Poros film kemudian berpindah menuju sudut pandang Mr. Hori. Babak ini menguliti keseharian Mr. Hori, yang tak seculas apa yang dikira penonton pada awal-awal film.

Mr. Hori adalah lelaki yang humoris. Ia memiliki seorang kekasih yang hidup bersamanya. Menurut sang kekasih, wajah Saori sedikit "menyeramkan", inilah satu dari banyak alasan mengapa dirinya dengan mudah disalahkan orang-orang.

Mr. Hori (Source: Tiff Trailer/Screenshot)
Mr. Hori (Source: Tiff Trailer/Screenshot)

Kemudian ditayangkan adegan dimana Mr. Hori memergoki Yori yang dirundung.

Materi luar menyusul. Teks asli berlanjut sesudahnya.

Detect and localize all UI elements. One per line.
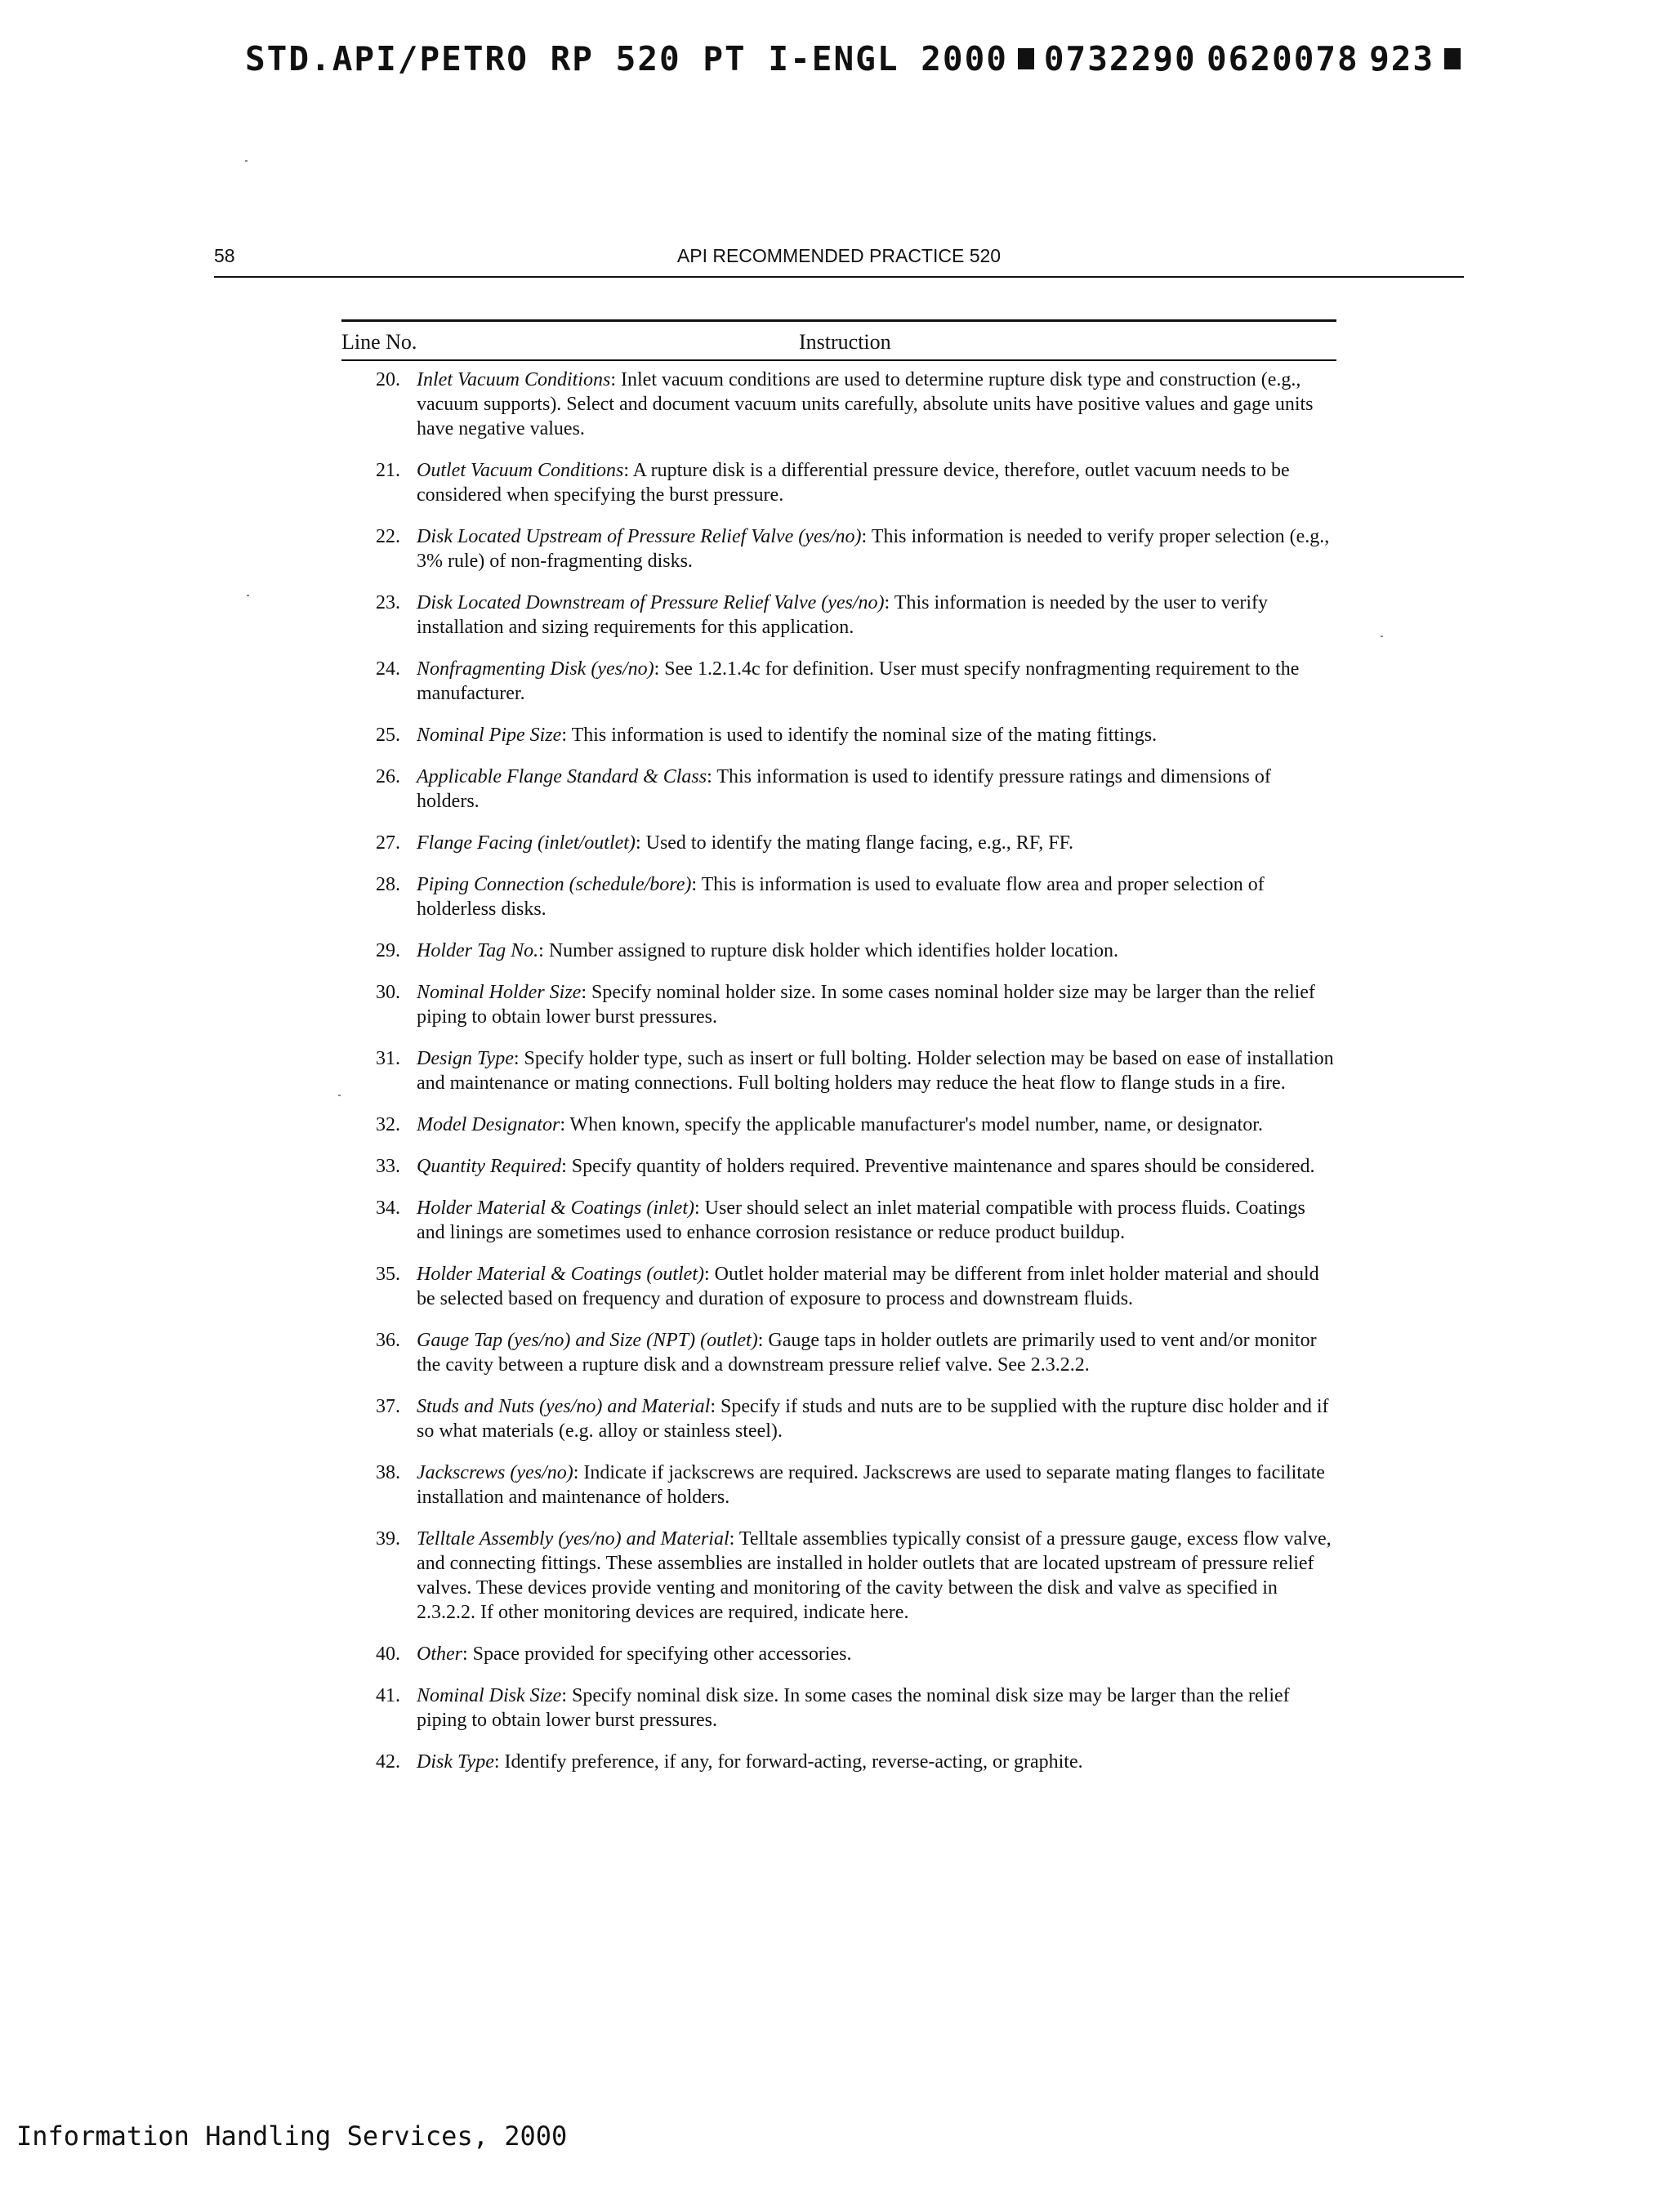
- scan-speck: [338, 1095, 341, 1096]
- line-number: 34.: [376, 1197, 400, 1219]
- line-number: 39.: [376, 1528, 400, 1550]
- table-row: [341, 765, 1336, 814]
- field-term: Disk Type: [417, 1751, 494, 1773]
- line-number: 28.: [376, 874, 400, 895]
- page-title: API RECOMMENDED PRACTICE 520: [676, 245, 1002, 266]
- field-term: Gauge Tap (yes/no) and Size (NPT) (outlet): [417, 1330, 758, 1351]
- field-term: Holder Tag No.: [417, 940, 539, 961]
- term-separator: :: [581, 982, 591, 1003]
- line-number: 33.: [376, 1156, 400, 1177]
- stamp-standard-id: STD.API/PETRO RP 520 PT I-ENGL 2000: [245, 39, 1008, 78]
- term-separator: :: [561, 1685, 572, 1706]
- term-separator: :: [710, 1396, 721, 1417]
- line-number: 32.: [376, 1114, 400, 1135]
- instruction-text: This information is used to identify the nominal size of the mating fittings.: [571, 725, 1158, 746]
- table-body: [341, 368, 1336, 1774]
- instruction-text: Outlet holder material may be different from inlet holder material and should be selected based on frequency and duration of exposure to process and downstream fluids.: [417, 1264, 1319, 1309]
- table-row: [341, 1154, 1336, 1179]
- line-number: 23.: [376, 592, 400, 613]
- term-separator: :: [493, 1751, 505, 1773]
- page-header: [214, 245, 1464, 278]
- term-separator: :: [573, 1462, 584, 1483]
- field-term: Design Type: [417, 1048, 514, 1069]
- term-separator: :: [691, 874, 702, 895]
- line-number: 41.: [376, 1685, 400, 1706]
- line-number: 22.: [376, 526, 400, 547]
- instruction-text: This information is used to identify pressure ratings and dimensions of holders.: [417, 766, 1271, 812]
- term-separator: :: [513, 1048, 524, 1069]
- term-separator: :: [462, 1643, 473, 1665]
- instruction-text: This information is needed by the user to verify installation and sizing requirements for this application.: [417, 592, 1268, 638]
- document-control-stamp: [245, 36, 1470, 82]
- term-separator: :: [694, 1197, 705, 1219]
- table-row: [341, 1461, 1336, 1510]
- field-term: Nonfragmenting Disk (yes/no): [417, 658, 654, 680]
- field-term: Jackscrews (yes/no): [417, 1462, 573, 1483]
- field-term: Studs and Nuts (yes/no) and Material: [417, 1396, 711, 1417]
- line-number: 37.: [376, 1396, 400, 1417]
- line-number: 30.: [376, 982, 400, 1003]
- stamp-code-3: 923: [1369, 39, 1435, 78]
- column-header-line-no: Line No.: [341, 330, 417, 354]
- table-row: [341, 1262, 1336, 1311]
- instruction-text: This information is needed to verify proper selection (e.g., 3% rule) of non-fragmenting disks.: [417, 526, 1330, 572]
- field-term: Model Designator: [417, 1114, 560, 1135]
- term-separator: :: [610, 369, 621, 390]
- table-header: [341, 322, 1336, 359]
- header-rule: [214, 276, 1464, 278]
- table-row: [341, 872, 1336, 921]
- instruction-text: Inlet vacuum conditions are used to determine rupture disk type and construction (e.g., vacuum supports). Select and document vacuum units carefully, absolute units have positive values and gage units have negative values.: [417, 369, 1314, 439]
- stamp-code-2: 0620078: [1206, 39, 1359, 78]
- instruction-text: Specify quantity of holders required. Preventive maintenance and spares should be considered.: [571, 1156, 1315, 1177]
- term-separator: :: [729, 1528, 739, 1550]
- term-separator: :: [703, 1264, 715, 1285]
- term-separator: :: [654, 658, 665, 680]
- field-term: Telltale Assembly (yes/no) and Material: [417, 1528, 729, 1550]
- term-separator: :: [560, 1114, 570, 1135]
- instruction-text: Specify holder type, such as insert or full bolting. Holder selection may be based on ease of installation and maintenance or mating connections. Full bolting holders may reduce the heat flow to flange studs in a fire.: [417, 1048, 1334, 1094]
- footer-credit: Information Handling Services, 2000: [16, 2121, 568, 2152]
- field-term: Disk Located Downstream of Pressure Relief Valve (yes/no): [417, 592, 885, 613]
- table-header-rule: [341, 359, 1336, 361]
- line-number: 24.: [376, 658, 400, 680]
- field-term: Disk Located Upstream of Pressure Relief Valve (yes/no): [417, 526, 862, 547]
- line-number: 42.: [376, 1751, 400, 1773]
- table-row: [341, 1328, 1336, 1377]
- field-term: Inlet Vacuum Conditions: [417, 369, 611, 390]
- term-separator: :: [623, 460, 633, 481]
- table-row: [341, 368, 1336, 441]
- field-term: Holder Material & Coatings (outlet): [417, 1264, 704, 1285]
- table-row: [341, 1684, 1336, 1733]
- instruction-text: User should select an inlet material compatible with process fluids. Coatings and linings are sometimes used to enhance corrosion resistance or reduce product buildup.: [417, 1197, 1305, 1243]
- instruction-text: Space provided for specifying other accessories.: [472, 1643, 852, 1665]
- instruction-text: Specify nominal disk size. In some cases the nominal disk size may be larger than the relief piping to obtain lower burst pressures.: [417, 1685, 1290, 1731]
- instruction-text: Indicate if jackscrews are required. Jackscrews are used to separate mating flanges to facilitate installation and maintenance of holders.: [417, 1462, 1325, 1508]
- table-row: [341, 1113, 1336, 1137]
- line-number: 26.: [376, 766, 400, 787]
- table-row: [341, 831, 1336, 855]
- instruction-text: See 1.2.1.4c for definition. User must specify nonfragmenting requirement to the manufacturer.: [417, 658, 1300, 704]
- line-number: 31.: [376, 1048, 400, 1069]
- instruction-text: A rupture disk is a differential pressure device, therefore, outlet vacuum needs to be considered when specifying the burst pressure.: [417, 460, 1290, 506]
- scan-speck: [1381, 636, 1383, 637]
- term-separator: :: [707, 766, 717, 787]
- field-term: Outlet Vacuum Conditions: [417, 460, 624, 481]
- column-header-instruction: Instruction: [799, 330, 891, 354]
- table-row: [341, 939, 1336, 963]
- instruction-text: Telltale assemblies typically consist of a pressure gauge, excess flow valve, and connecting fittings. These assemblies are installed in holder outlets that are located upstream of pressure relief valves. These devices provide venting and monitoring of the cavity between the disk and valve as specified in 2.3.2.2. If other monitoring devices are required, indicate here.: [417, 1528, 1332, 1623]
- term-separator: :: [561, 1156, 572, 1177]
- term-separator: :: [561, 725, 572, 746]
- field-term: Quantity Required: [417, 1156, 562, 1177]
- instruction-text: Specify nominal holder size. In some cases nominal holder size may be larger than the relief piping to obtain lower burst pressures.: [417, 982, 1315, 1028]
- table-row: [341, 524, 1336, 573]
- table-row: [341, 1527, 1336, 1625]
- instruction-text: This is information is used to evaluate flow area and proper selection of holderless disks.: [417, 874, 1265, 920]
- stamp-code-1: 0732290: [1043, 39, 1197, 78]
- term-separator: :: [757, 1330, 769, 1351]
- table-row: [341, 1046, 1336, 1095]
- line-number: 35.: [376, 1264, 400, 1285]
- term-separator: :: [884, 592, 894, 613]
- instruction-text: Gauge taps in holder outlets are primarily used to vent and/or monitor the cavity between a rupture disk and a downstream pressure relief valve. See 2.3.2.2.: [417, 1330, 1317, 1376]
- field-term: Nominal Holder Size: [417, 982, 582, 1003]
- table-row: [341, 591, 1336, 640]
- table-row: [341, 657, 1336, 706]
- line-number: 40.: [376, 1643, 400, 1665]
- table-row: [341, 723, 1336, 747]
- stamp-block-mark: [1444, 48, 1461, 69]
- stamp-block-mark: [1018, 48, 1034, 69]
- table-row: [341, 980, 1336, 1029]
- line-number: 20.: [376, 369, 400, 390]
- line-number: 25.: [376, 725, 400, 746]
- table-row: [341, 1750, 1336, 1774]
- field-term: Other: [417, 1643, 462, 1665]
- field-term: Nominal Pipe Size: [417, 725, 562, 746]
- line-number: 27.: [376, 832, 400, 854]
- term-separator: :: [538, 940, 549, 961]
- table-row: [341, 1394, 1336, 1443]
- line-number: 38.: [376, 1462, 400, 1483]
- page-number: 58: [214, 245, 235, 266]
- scan-speck: [245, 160, 248, 162]
- field-term: Piping Connection (schedule/bore): [417, 874, 692, 895]
- instruction-text: Specify if studs and nuts are to be supplied with the rupture disc holder and if so what materials (e.g. alloy or stainless steel).: [417, 1396, 1329, 1442]
- instruction-text: Identify preference, if any, for forward-acting, reverse-acting, or graphite.: [504, 1751, 1083, 1773]
- line-number: 29.: [376, 940, 400, 961]
- instruction-table: [341, 319, 1336, 1791]
- line-number: 21.: [376, 460, 400, 481]
- field-term: Nominal Disk Size: [417, 1685, 562, 1706]
- line-number: 36.: [376, 1330, 400, 1351]
- table-row: [341, 1642, 1336, 1666]
- instruction-text: Used to identify the mating flange facing, e.g., RF, FF.: [645, 832, 1074, 854]
- field-term: Applicable Flange Standard & Class: [417, 766, 707, 787]
- instruction-text: Number assigned to rupture disk holder which identifies holder location.: [548, 940, 1118, 961]
- term-separator: :: [861, 526, 872, 547]
- table-row: [341, 1196, 1336, 1245]
- field-term: Holder Material & Coatings (inlet): [417, 1197, 694, 1219]
- instruction-text: When known, specify the applicable manufacturer's model number, name, or designator.: [569, 1114, 1263, 1135]
- scan-speck: [247, 595, 249, 596]
- table-row: [341, 458, 1336, 507]
- term-separator: :: [635, 832, 646, 854]
- field-term: Flange Facing (inlet/outlet): [417, 832, 636, 854]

Dirinya membantu merapikan barang sang murid yang berserakan. Kemudian pada suatu waktu saat jam masuk kelas, ia melihat Minato mengacak-acak barang milik teman sekelasnya. Di situ dirinya refleks menahan perbuatan Minato dan tanpa sengaja menyikut hidung muridnya itu hingga berdarah.

Di sinilah awal kesalahpahaman itu terjadi. Walau merasa bersalah pada Minato, dirinya tetap menanggap sang murid itu nakal. Kejadian demi kejadian dalam kacamatan Mr. Hori memunculkan persepsi bahwa Minato adalah monster yang kerap merundung Yori. Pada suatu waktu Mr. Hiro melihat Minato keluar dari toilet dan mendapati Yori yang terkunci dengan sengaja. Kemudian, Yori dan Minato juga pernah berkelahi dan kemudian dilerai oleh Mr. Hori.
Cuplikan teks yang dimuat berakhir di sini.